SMITHS INDUSTRIES IS licensing its flight-management-system (FMS) software to Rockwell-Collins, allowing the firms to offer an integrated cockpit-upgrade which could be fitted as standard across an airline fleet.

By combining the Smiths FMS, already fitted on Boeing 737s, with Collins AVSAT satellite-based avionics and communications technology, the US company aims to provide the basis for a complete communication, navigation, surveillance and air-traffic-management (CNS/ATM) package.

Norman Barber, chairman of Smiths Industries Aerospace, stresses that the system will be available as a retrofit on a range of airliners, so potentially allowing airlines to achieve greater commonality on CNS/ATM across their fleets.

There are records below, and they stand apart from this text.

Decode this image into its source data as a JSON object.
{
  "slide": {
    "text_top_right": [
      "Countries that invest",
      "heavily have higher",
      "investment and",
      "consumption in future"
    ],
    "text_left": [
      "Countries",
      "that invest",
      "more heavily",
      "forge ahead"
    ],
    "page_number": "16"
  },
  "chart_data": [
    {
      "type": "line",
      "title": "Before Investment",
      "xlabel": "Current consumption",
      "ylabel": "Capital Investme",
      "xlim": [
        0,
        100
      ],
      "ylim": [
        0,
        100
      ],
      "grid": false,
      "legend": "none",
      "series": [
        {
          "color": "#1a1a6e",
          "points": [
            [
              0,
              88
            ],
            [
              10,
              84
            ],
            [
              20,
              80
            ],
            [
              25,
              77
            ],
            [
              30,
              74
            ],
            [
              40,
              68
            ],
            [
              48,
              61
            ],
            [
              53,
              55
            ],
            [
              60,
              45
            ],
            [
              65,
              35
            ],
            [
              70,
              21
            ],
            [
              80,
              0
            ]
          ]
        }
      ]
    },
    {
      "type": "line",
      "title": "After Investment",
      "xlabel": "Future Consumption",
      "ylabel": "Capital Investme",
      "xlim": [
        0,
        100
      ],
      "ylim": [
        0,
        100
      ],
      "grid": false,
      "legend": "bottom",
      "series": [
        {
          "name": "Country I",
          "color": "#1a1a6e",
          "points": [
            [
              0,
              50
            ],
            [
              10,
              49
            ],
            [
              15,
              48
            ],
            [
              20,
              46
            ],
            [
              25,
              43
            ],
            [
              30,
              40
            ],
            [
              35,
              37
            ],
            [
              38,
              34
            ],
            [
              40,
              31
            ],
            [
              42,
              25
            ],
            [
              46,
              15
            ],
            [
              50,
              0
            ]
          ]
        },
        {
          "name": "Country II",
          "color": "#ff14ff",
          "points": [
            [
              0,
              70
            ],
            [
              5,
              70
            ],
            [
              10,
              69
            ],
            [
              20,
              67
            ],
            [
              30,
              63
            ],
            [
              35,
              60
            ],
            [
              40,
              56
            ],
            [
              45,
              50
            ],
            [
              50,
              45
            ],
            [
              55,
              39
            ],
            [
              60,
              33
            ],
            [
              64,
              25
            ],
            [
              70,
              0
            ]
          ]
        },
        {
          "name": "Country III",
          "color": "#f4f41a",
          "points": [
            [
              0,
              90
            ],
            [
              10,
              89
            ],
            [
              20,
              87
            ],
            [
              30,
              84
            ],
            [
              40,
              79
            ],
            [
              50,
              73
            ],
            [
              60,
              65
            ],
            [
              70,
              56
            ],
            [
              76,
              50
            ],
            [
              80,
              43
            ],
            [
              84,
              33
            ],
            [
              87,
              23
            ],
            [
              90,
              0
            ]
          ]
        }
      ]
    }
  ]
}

The co-operation will also apply to bids to integrate avionics into some new production aircraft, says Barber. Collins is working with Smiths to incorporate its FMS into the Fokker 70/100 cockpit, in place of the existing Honeywell system.

Smiths will retain exclusive rights to market the FMS for other aircraft programmes, mainly in Boeing and Airbus, but Barber hopes that the new agreement may provide an introduction to new manufacturers, such as McDonnell Douglas, where Collins is traditionally strong.

The two avionics companies have had a strategic alliance in place since 1992, but this is the first major application of that joint marketing agreement, says Barber.

Under the terms of the deal, Smiths has received a "substantial" up front payment, from Collins for the FMS licence and will continue to be paid royalties on every installation, for the next ten years.

"The rationale is that neither Smiths or Collins could compete effectively across the complete range of cockpit systems," says Barber. "We've now got the opportunity to propose our FMS for aircraft, particularly those already in service, which we really couldn't have addressed."